Council split on plans for Dry Creek Reservoir



City officials had bold plans for the Dry Creek Reservoir project. The vision was that it would be a top-of-the-line regional recreation facility. Several roadblocks, however, have cropped up over the last few years. The reservoir vision was first presented in 2016, with construction starting in the spring of 2020. In July of 2022, the City Council halted funding ($4.5 million) for the project and allocated the funds to the now-under-construction Family Park. 

Factors that have inhibited the reservoir’s progress include: 

-Water acquisition and maintaining water levels 

-Safety factors for accessing and entering the water

-The necessity of a retaining wall for the beach sand

-Emergency personnel access and related equipment 

-Water loss and seepage 

-Funding and overall city park priorities


Despite those challenges, many residents have expressed the desire to make progress in making Dry Creek Reservoir and its amenities a reality. On Tuesday, Assistant City Administrator Cameron Boyle gave the City Council an update on the reservoir and potential options for moving forward.

Option one would be the full build-out of the regional park with paved parking, restrooms, recreation rentals, food concessions, a beach, a fish station and a pier. The complete build-out plan has a price tag of $10.1 million. Still, this plan would also require the city to install a pressurized irrigation pipeline at the reservoir adding $10 million to the tally, bringing the total to $20.1 million. 

The ongoing annual costs of that option would be 1,555 staffing hours ($38,875) and $60,700 in maintenance expenses. 

Option two would be a recreational facility like Tibble Fork in American Fork Canyon. The build-out would include paved parking and only have a restroom and fish cleaning station. The park would also have a walking trail around the reservoir.
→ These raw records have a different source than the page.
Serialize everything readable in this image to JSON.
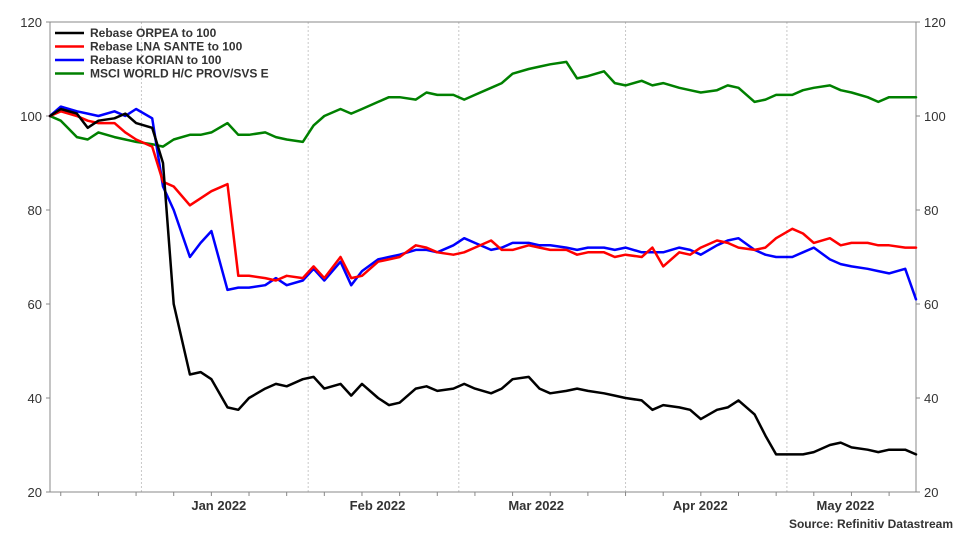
{
  "chart_data": {
    "type": "line",
    "title": "",
    "xlabel": "",
    "ylabel": "",
    "ylim": [
      20,
      120
    ],
    "yticks": [
      20,
      40,
      60,
      80,
      100,
      120
    ],
    "x_axis_labels": [
      "Jan 2022",
      "Feb 2022",
      "Mar 2022",
      "Apr 2022",
      "May 2022"
    ],
    "grid": "vertical",
    "legend_position": "top-left",
    "source": "Source: Refinitiv Datastream",
    "x": [
      "2021-12-15",
      "2021-12-17",
      "2021-12-20",
      "2021-12-22",
      "2021-12-24",
      "2021-12-27",
      "2021-12-29",
      "2021-12-31",
      "2022-01-03",
      "2022-01-05",
      "2022-01-07",
      "2022-01-10",
      "2022-01-12",
      "2022-01-14",
      "2022-01-17",
      "2022-01-19",
      "2022-01-21",
      "2022-01-24",
      "2022-01-26",
      "2022-01-28",
      "2022-01-31",
      "2022-02-02",
      "2022-02-04",
      "2022-02-07",
      "2022-02-09",
      "2022-02-11",
      "2022-02-14",
      "2022-02-16",
      "2022-02-18",
      "2022-02-21",
      "2022-02-23",
      "2022-02-25",
      "2022-02-28",
      "2022-03-02",
      "2022-03-04",
      "2022-03-07",
      "2022-03-09",
      "2022-03-11",
      "2022-03-14",
      "2022-03-16",
      "2022-03-18",
      "2022-03-21",
      "2022-03-23",
      "2022-03-25",
      "2022-03-28",
      "2022-03-30",
      "2022-04-01",
      "2022-04-04",
      "2022-04-06",
      "2022-04-08",
      "2022-04-11",
      "2022-04-13",
      "2022-04-15",
      "2022-04-18",
      "2022-04-20",
      "2022-04-22",
      "2022-04-25",
      "2022-04-27",
      "2022-04-29",
      "2022-05-02",
      "2022-05-04",
      "2022-05-06",
      "2022-05-09",
      "2022-05-11",
      "2022-05-13",
      "2022-05-16",
      "2022-05-18",
      "2022-05-20",
      "2022-05-23",
      "2022-05-25"
    ],
    "series": [
      {
        "name": "Rebase ORPEA to 100",
        "color": "#000000",
        "values": [
          100,
          101.5,
          100.5,
          97.5,
          99,
          99.5,
          100.5,
          98.5,
          97.5,
          90,
          60,
          45,
          45.5,
          44,
          38,
          37.5,
          40,
          42,
          43,
          42.5,
          44,
          44.5,
          42,
          43,
          40.5,
          43,
          40,
          38.5,
          39,
          42,
          42.5,
          41.5,
          42,
          43,
          42,
          41,
          42,
          44,
          44.5,
          42,
          41,
          41.5,
          42,
          41.5,
          41,
          40.5,
          40,
          39.5,
          37.5,
          38.5,
          38,
          37.5,
          35.5,
          37.5,
          38,
          39.5,
          36.5,
          32,
          28,
          28,
          28,
          28.5,
          30,
          30.5,
          29.5,
          29,
          28.5,
          29,
          29,
          28
        ]
      },
      {
        "name": "Rebase LNA SANTE to 100",
        "color": "#ff0000",
        "values": [
          100,
          101,
          100,
          99,
          98.5,
          98.5,
          96.5,
          95,
          93.5,
          86,
          85,
          81,
          82.5,
          84,
          85.5,
          66,
          66,
          65.5,
          65,
          66,
          65.5,
          68,
          65.5,
          70,
          65.5,
          66,
          69,
          69.5,
          70,
          72.5,
          72,
          71,
          70.5,
          71,
          72,
          73.5,
          71.5,
          71.5,
          72.5,
          72,
          71.5,
          71.5,
          70.5,
          71,
          71,
          70,
          70.5,
          70,
          72,
          68,
          71,
          70.5,
          72,
          73.5,
          73,
          72,
          71.5,
          72,
          74,
          76,
          75,
          73,
          74,
          72.5,
          73,
          73,
          72.5,
          72.5,
          72,
          72
        ]
      },
      {
        "name": "Rebase KORIAN to 100",
        "color": "#0000ff",
        "values": [
          100,
          102,
          101,
          100.5,
          100,
          101,
          100,
          101.5,
          99.5,
          85,
          80,
          70,
          73,
          75.5,
          63,
          63.5,
          63.5,
          64,
          65.5,
          64,
          65,
          67.5,
          65,
          69,
          64,
          67,
          69.5,
          70,
          70.5,
          71.5,
          71.5,
          71,
          72.5,
          74,
          73,
          71.5,
          72,
          73,
          73,
          72.5,
          72.5,
          72,
          71.5,
          72,
          72,
          71.5,
          72,
          71,
          71,
          71,
          72,
          71.5,
          70.5,
          72.5,
          73.5,
          74,
          71.5,
          70.5,
          70,
          70,
          71,
          72,
          69.5,
          68.5,
          68,
          67.5,
          67,
          66.5,
          67.5,
          61
        ]
      },
      {
        "name": "MSCI WORLD H/C PROV/SVS E",
        "color": "#008000",
        "values": [
          100,
          99,
          95.5,
          95,
          96.5,
          95.5,
          95,
          94.5,
          94,
          93.5,
          95,
          96,
          96,
          96.5,
          98.5,
          96,
          96,
          96.5,
          95.5,
          95,
          94.5,
          98,
          100,
          101.5,
          100.5,
          101.5,
          103,
          104,
          104,
          103.5,
          105,
          104.5,
          104.5,
          103.5,
          104.5,
          106,
          107,
          109,
          110,
          110.5,
          111,
          111.5,
          108,
          108.5,
          109.5,
          107,
          106.5,
          107.5,
          106.5,
          107,
          106,
          105.5,
          105,
          105.5,
          106.5,
          106,
          103,
          103.5,
          104.5,
          104.5,
          105.5,
          106,
          106.5,
          105.5,
          105,
          104,
          103,
          104,
          104,
          104
        ]
      }
    ]
  }
}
Patrons would need to bring their own recreational equipment. The price tag for option two totals $2 million. Annual costs would be 818 staffing hours ($20,450) and $46,300 in maintenance. This option would only require a minimum of six feet of water with fishing offered or a four feet water level minimum without fish. 

Option three would be an even more minimal approach, with makeshift parking and a trail. The cost is estimated at $300,000. 

After Boyle’s presentation, Councilmembers’ opinions varied significantly in their desires from the bare minimum approach to the full build-out. 

“Going with the bare minimum doesn’t preclude us from getting to full build-out in the future. I would be for the bare-bones options with so many [current] uncertainties,” said Councilman Paul Hancock. 

“I’m not for the bare bones. We sold this to the public as a much nicer project, and we should deliver it,” said Councilwoman Katie Koivisto to counter Hancock. 


“I would like to see the completed parks master plan and how this fits in before deciding,” added Councilwoman Paige Albrecht. The Lehi City Parks Department is in the process of developing an updated Parks Master Plan with the expected completion in October of this year. 

Regarding ongoing funding, Mayor Mark Johnson concluded, “We should have paid parking. It shouldn’t all be on Lehi. Those who use it should help pay for it.”

The discussion was part of a work session meeting where no actions were taken. The Council and staff will continue deliberation on the future of the park. Funding sources and other park priorities like the Mellor Rhodes Sports Complex will be at the forefront of the conversation.